En entrevista con El Espectador, Jorge Portí, uno de los investigadores, explicó los alcances de estos aportes:
¿Es cierto, como lo anunciaron los medios, que se logrará hacer invisibles objetos al ojo humano?
El titular está un tanto exagerado para mi gusto. El desarrollo de materiales capaces de ocultar objetos a determinadas frecuencias no es nuevo. El método consiste en rodear un objeto con una pantalla formada por diferentes capas con propiedades eléctricas y magnéticas que pueden tener valores menores a los correspondientes al vacío o incluso ser negativos. Este grupo de materiales no existen en la naturaleza y son fabricados por el hombre, denominándose “metamateriales”. En este contexto, lo que en realidad hemos hecho ha sido retomar trabajos ya existentes sobre invisibilidad electromagnética realizados por otros autores y aplicarles un método matemático.
¿Se trata de modelos teóricos?
Nosotros venimos trabajando en la Universidad de Granada desde hace 20 años en esto.

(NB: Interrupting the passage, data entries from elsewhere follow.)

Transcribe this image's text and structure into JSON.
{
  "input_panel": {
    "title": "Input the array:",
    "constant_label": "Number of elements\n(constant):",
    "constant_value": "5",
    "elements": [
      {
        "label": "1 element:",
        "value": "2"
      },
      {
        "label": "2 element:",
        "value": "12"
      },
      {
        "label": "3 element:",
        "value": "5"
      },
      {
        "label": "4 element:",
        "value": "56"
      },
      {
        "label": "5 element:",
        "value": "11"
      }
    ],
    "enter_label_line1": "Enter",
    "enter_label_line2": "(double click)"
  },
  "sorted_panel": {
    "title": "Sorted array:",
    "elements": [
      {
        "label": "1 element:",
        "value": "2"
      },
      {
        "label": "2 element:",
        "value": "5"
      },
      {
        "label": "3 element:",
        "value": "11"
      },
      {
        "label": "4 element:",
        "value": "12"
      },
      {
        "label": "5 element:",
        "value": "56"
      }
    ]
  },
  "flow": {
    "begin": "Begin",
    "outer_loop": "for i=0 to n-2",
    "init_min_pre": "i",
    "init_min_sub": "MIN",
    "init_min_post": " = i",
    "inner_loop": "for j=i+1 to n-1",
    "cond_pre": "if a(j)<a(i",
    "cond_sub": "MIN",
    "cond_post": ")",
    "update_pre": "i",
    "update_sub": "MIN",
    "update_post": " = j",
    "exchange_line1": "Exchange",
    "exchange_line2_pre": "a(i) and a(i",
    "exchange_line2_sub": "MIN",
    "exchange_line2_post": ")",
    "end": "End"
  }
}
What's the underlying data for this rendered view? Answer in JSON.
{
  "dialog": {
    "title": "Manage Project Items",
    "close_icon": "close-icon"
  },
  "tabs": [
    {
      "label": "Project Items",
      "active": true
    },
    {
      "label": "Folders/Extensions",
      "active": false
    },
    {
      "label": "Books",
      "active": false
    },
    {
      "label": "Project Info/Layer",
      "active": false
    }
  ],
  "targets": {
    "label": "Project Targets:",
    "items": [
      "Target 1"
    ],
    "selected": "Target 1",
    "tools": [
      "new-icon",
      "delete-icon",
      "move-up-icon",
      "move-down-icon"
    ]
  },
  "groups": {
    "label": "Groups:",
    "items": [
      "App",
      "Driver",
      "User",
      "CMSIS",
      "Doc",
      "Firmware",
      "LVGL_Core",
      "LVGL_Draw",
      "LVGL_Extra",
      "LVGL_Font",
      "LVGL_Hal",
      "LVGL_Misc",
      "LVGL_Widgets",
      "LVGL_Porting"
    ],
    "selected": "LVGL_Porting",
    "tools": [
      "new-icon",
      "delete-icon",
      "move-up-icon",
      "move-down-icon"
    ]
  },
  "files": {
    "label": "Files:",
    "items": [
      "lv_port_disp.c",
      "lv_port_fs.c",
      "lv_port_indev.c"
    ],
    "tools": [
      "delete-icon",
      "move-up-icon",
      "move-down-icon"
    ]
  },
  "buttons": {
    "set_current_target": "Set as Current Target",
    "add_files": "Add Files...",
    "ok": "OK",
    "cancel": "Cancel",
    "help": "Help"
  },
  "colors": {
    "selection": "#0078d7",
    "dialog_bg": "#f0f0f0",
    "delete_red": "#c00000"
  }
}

Generalmente, los investigadores del MIT utilizan un software comercial para simular sus trabajos teóricos antes de fabricarlos en sus laboratorios. Nuestra aporte más importante consiste en ir más allá de lo que ofrecen los paquetes numéricos comerciales. Lo que se consigue de momento es reducir la visibilidad en un margen de frecuencias muy estrecho y no en todas las direcciones por igual. Puesto que el ojo detecta multitud de frecuencias, la técnica hasta el momento sería capaz de esconder una frecuencia pero no las restantes. Es decir, que de momento esconderíamos un sólo color, pero no los demás. Una invisibilidad completa requeriría combinar varios de estos materiales.

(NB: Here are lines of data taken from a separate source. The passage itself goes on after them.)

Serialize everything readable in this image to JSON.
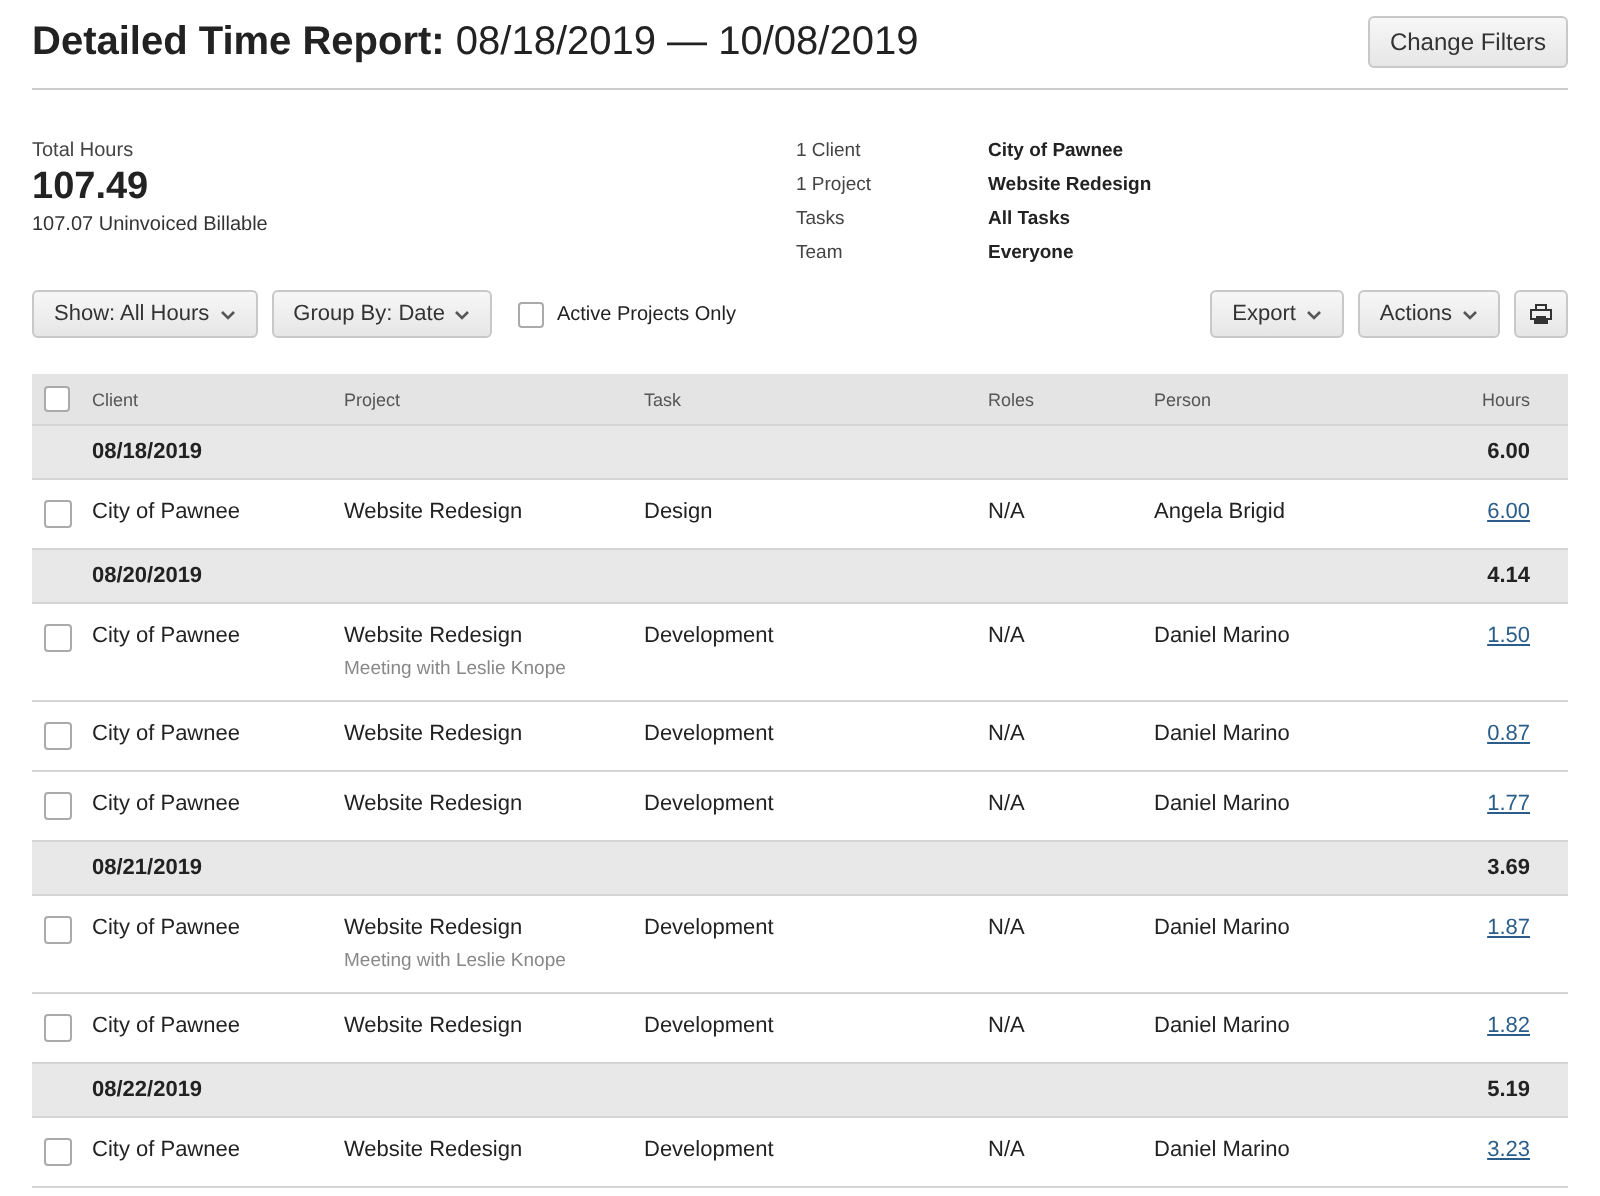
{
  "header": {
    "title_bold": "Detailed Time Report:",
    "date_range": "08/18/2019 — 10/08/2019",
    "button": "Change Filters"
  },
  "summary": {
    "label": "Total Hours",
    "total": "107.49",
    "subtext": "107.07 Uninvoiced Billable",
    "filters": [
      {
        "label": "1 Client",
        "value": "City of Pawnee"
      },
      {
        "label": "1 Project",
        "value": "Website Redesign"
      },
      {
        "label": "Tasks",
        "value": "All Tasks"
      },
      {
        "label": "Team",
        "value": "Everyone"
      }
    ]
  },
  "toolbar": {
    "show": "Show: All Hours",
    "group_by": "Group By: Date",
    "active_only": {
      "label": "Active Projects Only",
      "checked": false
    },
    "export": "Export",
    "actions": "Actions"
  },
  "table": {
    "columns": [
      "Client",
      "Project",
      "Task",
      "Roles",
      "Person",
      "Hours"
    ],
    "select_all_checked": false,
    "groups": [
      {
        "date": "08/18/2019",
        "total": "6.00",
        "entries": [
          {
            "client": "City of Pawnee",
            "project": "Website Redesign",
            "task": "Design",
            "roles": "N/A",
            "person": "Angela Brigid",
            "hours": "6.00",
            "checked": false
          }
        ]
      },
      {
        "date": "08/20/2019",
        "total": "4.14",
        "entries": [
          {
            "client": "City of Pawnee",
            "project": "Website Redesign",
            "note": "Meeting with Leslie Knope",
            "task": "Development",
            "roles": "N/A",
            "person": "Daniel Marino",
            "hours": "1.50",
            "checked": false
          },
          {
            "client": "City of Pawnee",
            "project": "Website Redesign",
            "task": "Development",
            "roles": "N/A",
            "person": "Daniel Marino",
            "hours": "0.87",
            "checked": false
          },
          {
            "client": "City of Pawnee",
            "project": "Website Redesign",
            "task": "Development",
            "roles": "N/A",
            "person": "Daniel Marino",
            "hours": "1.77",
            "checked": false
          }
        ]
      },
      {
        "date": "08/21/2019",
        "total": "3.69",
        "entries": [
          {
            "client": "City of Pawnee",
            "project": "Website Redesign",
            "note": "Meeting with Leslie Knope",
            "task": "Development",
            "roles": "N/A",
            "person": "Daniel Marino",
            "hours": "1.87",
            "checked": false
          },
          {
            "client": "City of Pawnee",
            "project": "Website Redesign",
            "task": "Development",
            "roles": "N/A",
            "person": "Daniel Marino",
            "hours": "1.82",
            "checked": false
          }
        ]
      },
      {
        "date": "08/22/2019",
        "total": "5.19",
        "entries": [
          {
            "client": "City of Pawnee",
            "project": "Website Redesign",
            "task": "Development",
            "roles": "N/A",
            "person": "Daniel Marino",
            "hours": "3.23",
            "checked": false
          }
        ]
      }
    ]
  }
}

Podría explicarnos de manera didáctica los fundamentos que sustentan este desarrollo
La técnica consiste en rodear al objeto que quiere esconderse por una pantalla formada por capas adyacentes de metamateriales, cuyos parámetros eléctricos y magnéticos hacen que las líneas que indican la trayectoria de la energía de una onda se abran al llegar al cuerpo, rodeándolo y volviendo a juntarse una vez atravesado el mismo, de manera que la onda se propaga como si no hubiera un obstáculo en su camino. La luz que llega a este cuerpo ni se refleja ni se dispersa y por tanto no puede ser visto por el ojo o detectado por un radar. El problema es que sólo se oculta el objeto a una determinada frecuencia y frecuencias muy cercanas a ésta.
¿Se abre la puerta para lograr la invisibilidad de objetos?
De momento podría hablarse de invisibilidad a una frecuencia, lo que tendría aplicaciones a sistemas como algunos radares. El ojo humano percibe más de una frecuencia (color) y en la práctica presenta una dificultad añadida frente a las aplicaciones en radares y es que éstos últimos trabajan con longitudes de onda más grandes, del orden del metro, mientras que el tamaño característico de la luz visible es mucho menor (del orden de las micras), lo que los hace más difícil de fabricar en el laboratorio.
¿Cuáles serían las principales aplicaciones de esta tecnología?
Por desgracia, las más inmediatas serían el ocultamiento de objetos a radares, pero no hay que descartar otras más amables que podrían pasar por hacer que las ondas de radio ‘no vieran’ un determinado obstáculo, pudiesen ser entonces capaces de atravesarlo y poder emitir una señal a puntos que no serían alcanzados si el obstáculo fuese visto y dispersase la señal que lo alcanza.